Autorinnen: Heike Krause und Ingeborg Gaisbauer
Auf dem Wiener Stadtgebiet gab es im Mittelalter Dörfer, die heute nicht mehr existieren. Wulzendorf ist eines davon. Wir kennen den Namen aus Schriftquellen des 13. Jahrhunderts. Aus einem Verzeichnis aus der Zeit Ottokars von Böhmen (1251–1276) ergibt sich, dass das Dorf in der Nähe von Breitenlee und Aspern im 22. Wiener Gemeindebezirk gelegen sein dürfte. Was ist mit dem Ort geschehen, und wo lag er wirklich?
1455 wurde Wulzendorf erstmals als öd bezeichnet, d. h. es war damals nicht bewohnt. Jedoch dürften sich danach wieder Menschen niedergelassen haben. Eine Überflutung im Jahr 1526 führte erneut zu einer Unterbrechung der Besiedlung. Das Dorf lag also in einem Gebiet, das von Donauhochwässern überschwemmt werden konnte. 1538 kamen Einkünfte aus Wulzendorf vom Stift Heiligenkreuz auf dem Tauschweg an das Wiener Schottenstift, d. h. das Dorf wurde weiterhin bewirtschaftet. Nach einem Hochwasser im Jahr 1568 gab man es wohl endgültig auf. Die Wirtschaftsflächen des einstigen Dorfes wurden in der Folge von den Untertanen aus den nahe gelegenen Ortschaften Hirschstetten, Stadlau und Aspern genutzt.
Der Stadtarchäologie Wien wurden vor ein paar Jahren Keramikscherben übergeben, die ein an der Siedlungsgeschichte des 22. Bezirkes interessierter Bürger über Jahre auf einem Acker südlich von Breitenlee aufgelesen hatte.

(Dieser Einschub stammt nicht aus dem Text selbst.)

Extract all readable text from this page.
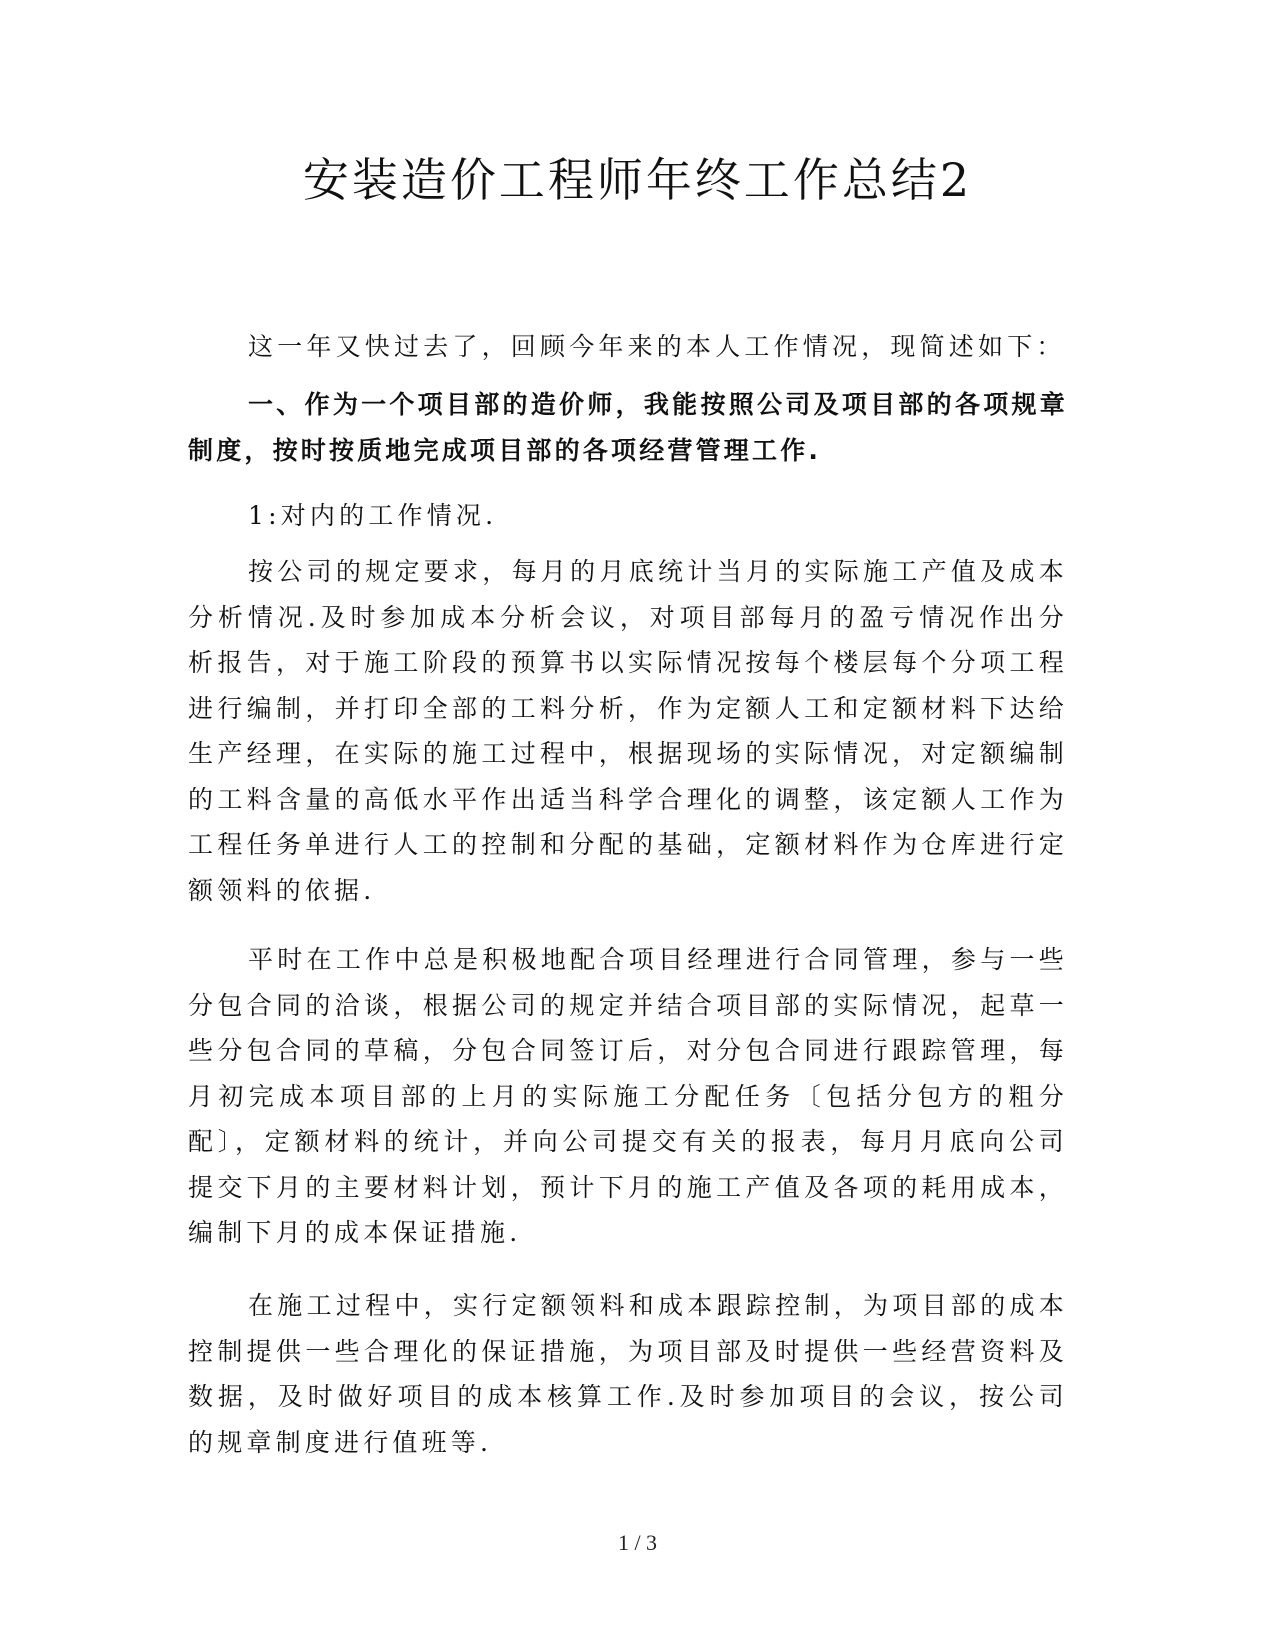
安装造价工程师年终工作总结2

这一年又快过去了，回顾今年来的本人工作情况，现简述如下：

一、作为一个项目部的造价师，我能按照公司及项目部的各项规章制度，按时按质地完成项目部的各项经营管理工作.

1:对内的工作情况.

按公司的规定要求，每月的月底统计当月的实际施工产值及成本分析情况.及时参加成本分析会议，对项目部每月的盈亏情况作出分析报告，对于施工阶段的预算书以实际情况按每个楼层每个分项工程进行编制，并打印全部的工料分析，作为定额人工和定额材料下达给生产经理，在实际的施工过程中，根据现场的实际情况，对定额编制的工料含量的高低水平作出适当科学合理化的调整，该定额人工作为工程任务单进行人工的控制和分配的基础，定额材料作为仓库进行定额领料的依据.

平时在工作中总是积极地配合项目经理进行合同管理，参与一些分包合同的洽谈，根据公司的规定并结合项目部的实际情况，起草一些分包合同的草稿，分包合同签订后，对分包合同进行跟踪管理，每月初完成本项目部的上月的实际施工分配任务〔包括分包方的粗分配〕，定额材料的统计，并向公司提交有关的报表，每月月底向公司提交下月的主要材料计划，预计下月的施工产值及各项的耗用成本，编制下月的成本保证措施.

在施工过程中，实行定额领料和成本跟踪控制，为项目部的成本控制提供一些合理化的保证措施，为项目部及时提供一些经营资料及数据，及时做好项目的成本核算工作.及时参加项目的会议，按公司的规章制度进行值班等.

1 / 3
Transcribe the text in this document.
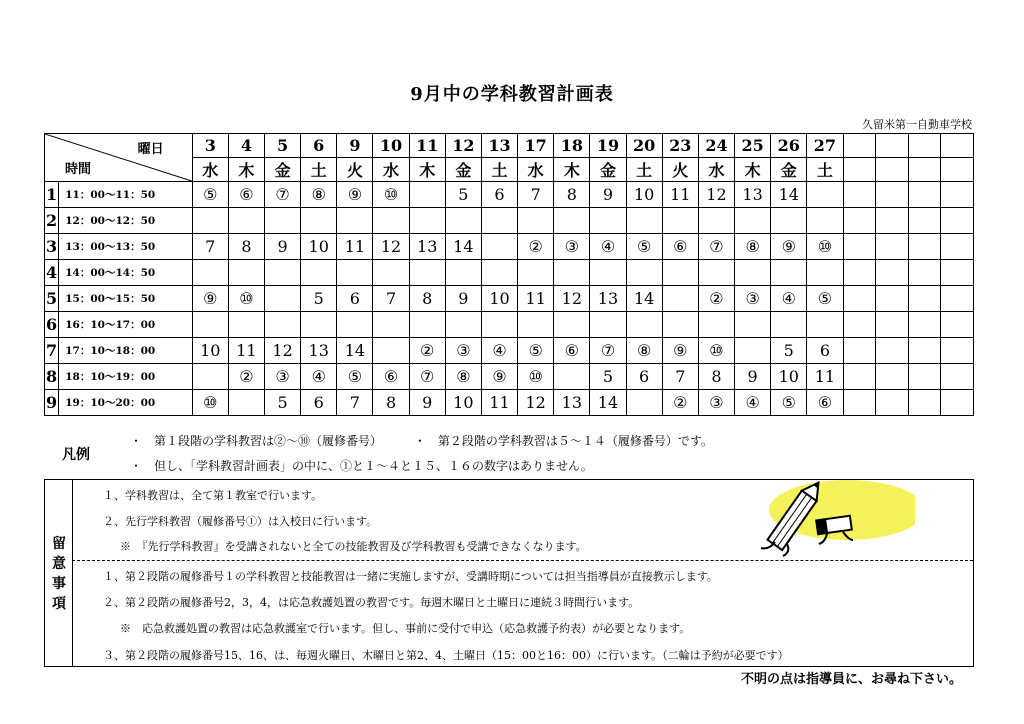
9月中の学科教習計画表
久留米第一自動車学校
曜日
時間		3	4	5	6	9	10	11	12	13	17	18	19	20	23	24	25	26	27				
		水	木	金	土	火	水	木	金	土	水	木	金	土	火	水	木	金	土				
1	11：00～11：50	⑤	⑥	⑦	⑧	⑨	⑩		5	6	7	8	9	10	11	12	13	14					
2	12：00～12：50																						
3	13：00～13：50	7	8	9	10	11	12	13	14		②	③	④	⑤	⑥	⑦	⑧	⑨	⑩				
4	14：00～14：50																						
5	15：00～15：50	⑨	⑩		5	6	7	8	9	10	11	12	13	14		②	③	④	⑤				
6	16：10～17：00																						
7	17：10～18：00	10	11	12	13	14		②	③	④	⑤	⑥	⑦	⑧	⑨	⑩		5	6				
8	18：10～19：00		②	③	④	⑤	⑥	⑦	⑧	⑨	⑩		5	6	7	8	9	10	11				
9	19：10～20：00	⑩		5	6	7	8	9	10	11	12	13	14		②	③	④	⑤	⑥				
凡例
・　第１段階の学科教習は②～⑩（履修番号）	・　第２段階の学科教習は５～１４（履修番号）です。
・　但し、「学科教習計画表」の中に、①と１～４と１５、１６の数字はありません。
留意事項
１、学科教習は、全て第１教室で行います。
２、先行学科教習（履修番号①）は入校日に行います。
※　『先行学科教習』を受講されないと全ての技能教習及び学科教習も受講できなくなります。
１、第２段階の履修番号１の学科教習と技能教習は一緒に実施しますが、受講時期については担当指導員が直接教示します。
２、第２段階の履修番号2，3，4，は応急救護処置の教習です。毎週木曜日と土曜日に連続３時間行います。
※　応急救護処置の教習は応急救護室で行います。但し、事前に受付で申込（応急救護予約表）が必要となります。
３、第２段階の履修番号15、16、は、毎週火曜日、木曜日と第2、4、土曜日（15：00と16：00）に行います。（二輪は予約が必要です）
不明の点は指導員に、お尋ね下さい。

Er war sich sicher, dadurch den Standort von Wulzendorf gefunden zu haben. Doch wie lässt sich das beweisen?
Der Blick auf historische Karten und alte Luftbilder half beim Lösen des Rätsels um den Standort des Ortes und lieferte Gewissheit. Eine im Archiv des Schottenstifts aufbewahrte, von Johann Jakob Marinoni angefertigte Karte aus dem Jahr 1727 gibt den entscheidenden Hinweis. Sie erfasste den Grundbesitz des Schottenstiftes in Breitenlee, zu dem auch die „öede dorfschafft Wulzendorf dero haus und überländ grundstuckh wie auch Wisen und Viechwaiden“ gehörte. Bezeichnungen wie Wulzendorfer Heide, Wulzendorfer Feld und Wulzendorfer Lacke deuten auf die Lage des einstigen Ortes hin. Ein 1938 aufgenommenes Luftbild zeigt südlich von Breitenlee verdächtige Spuren und zwar genau an der Stelle, wo sich das einstige Wulzendorf laut Karte befand. (Haken Sie unter Luftaufnahmen das Luftbild 1938 an und geben Sie die Adresse Lackenjöchelgasse 52 ein) Beiderseits einer breiten straßenartigen Struktur kann man abgegrenzte rechteckige Haus- bzw. Hofparzellen ausmachen. Mit bloßem Auge sind die im Luftbild erkennbaren Auffälligkeiten heute aber nicht mehr zu erkennen.
Die aufgelesenen Keramikscherben, die zur Bearbeitung an die Stadtarchäologie gingen, sind durch das vielfache Manipulieren und Umlagern durch die Beackerung in einem bedauernswerten Zustand. Abgearbeitet und stark verrundete Keramik ist schwierig zu beurteilen, dennoch zeigte sich hier zumindest ein klarer zeitlicher Trend. Sowohl die Zusammensetzung des Tones als auch die Formen der Gefäßfragmente wiesen stark ans Ende des 15. Jahrhundert, chronologische Ausreißer gab es kaum und wenn, dann handelte es sich um ältere Stücke. Dadurch bestätigt das keramische Fundmaterial den Zeitraum der Auflassung von Wulzendorf.
Auch das nahe Breitenlee war übrigens über ein Jahrhundert lang unbewohnt. Das Dorf wurde im Zuge der Belagerung durch die Osmanen 1529 zerstört. Ungefähr 750 Meter südlich des einstigen Standortes wurde es auf grüner Wiese als Gut des Schottenstiftes um 1695 neu gegründet. Der Wirtschaftshof und die Kirche stammen aus dieser Zeit.